Carla Cantone, segretario generale dello Spi, ha concluso i lavori del convegno nazionale dedicato a 'La medicina della differenza - La sfida della salute di genere', organizzato dal sindacato dei pensionati della Cgil (Roma, Centro congressi Frentani, 12-13 febbraio). "La medicina di genere è una delle nuove frontiere della sanità di oggi e lo Spi, essendo la più grande organizzazione esistente che si occupa di sanità sociale, discute sulla materia già da diversi anni. È un argomento su cui, però, non basta solo parlarne, ma servono azioni concrete: la medicina di genere, che consideriamo essenziale per la salute della donna, come un tempo addietro lo furono i consultori, può avere un futuro, a patto che si partecipi ai luoghi delle scelte, ovvero quelli della politica. Ciò significa istituire un osservatorio sulla medicina di genere presso il ministero della Salute, vuol dire inserire la materia nel Piano sanitario nazionale e in tutti quelli regionali, investire a tale proposito sulla ricerca, sia pubblica che privata, approntare specifici programmi di formazione professionale per i medici e gli operatori sanitari".

"La medicina di genere – ha proseguito la leader Spi –, proprio per l'importanza sociale che riveste, potendo permettere azioni di prevenzione, diagnosi e cura più efficaci e appropriate, non solo per la salute delle donne, ma per tutti, deve richiedere un impegno costante e in prima persona da parte di tutto il sindacato, a partire da categorie quali lo Spi e la Funzione pubblica, di raccordo con la stessa Confederazione e anche con Cisl e Uil.
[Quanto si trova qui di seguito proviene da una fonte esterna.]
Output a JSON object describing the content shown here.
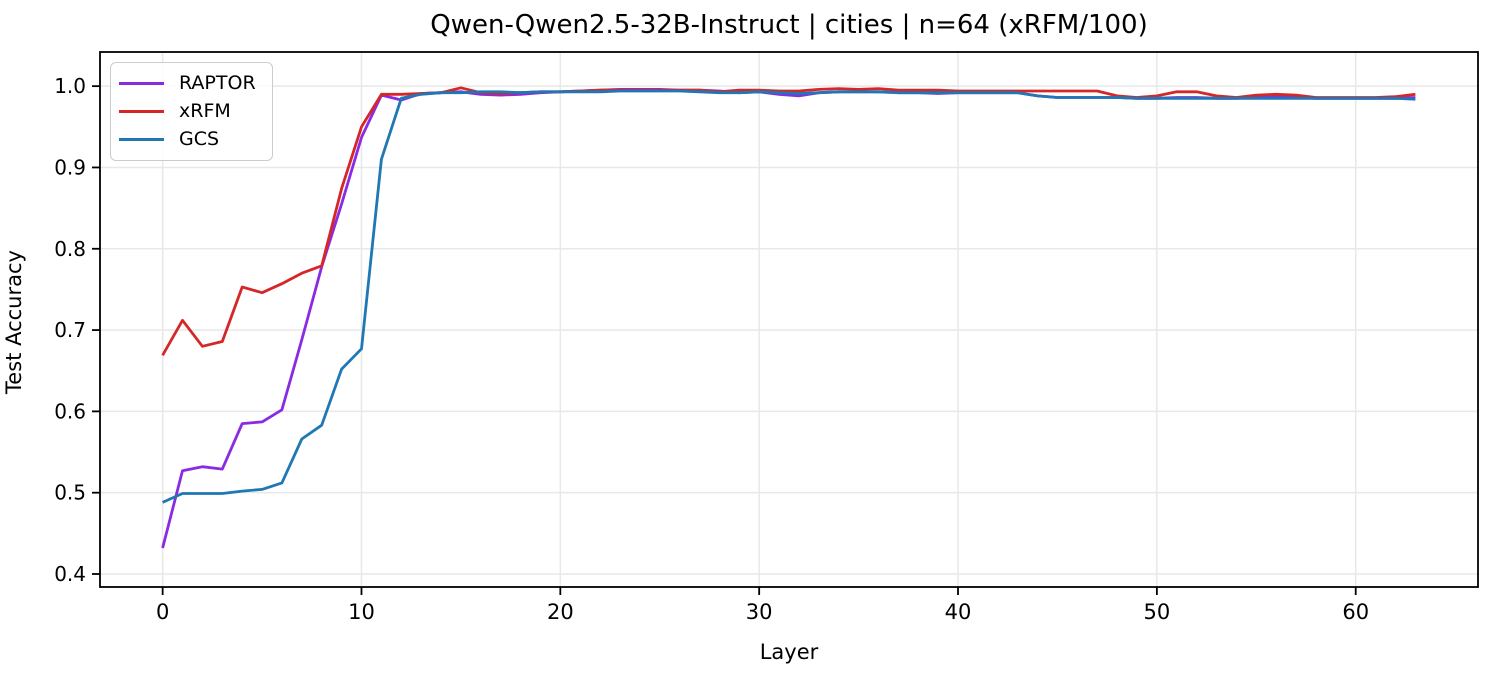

Ciò si deve tradurre in una piattaforma specifica sul tema, puntando, nel contempo, sulla contrattazione sociale territoriale, che deve diventare la nostra priorità d'intervento a livello locale, nel quadro delle rivendicazioni sul welfare. La salute è un diritto costituzionale per tutti, ed è per questo che dobbiamo impegnarci di più sulla sanità pubblica, sui servizi socio-sanitari, finalizzati, in particolare, ai soggetti deboli, come bambini, donne e anziani, sempre più colpiti dalla povertà, che costringe moltissime persone - per il 60% donne anziane -, a dover rinunciare a curarsi per motivi economici. In tal senso, la sfida della salute di genere sarà vincente, se servirà a portare maggiori investimenti al settore, indispensabili per combattere le principali malattie della nostra società, che si chiamano innanzitutto indigenza e disoccupazione".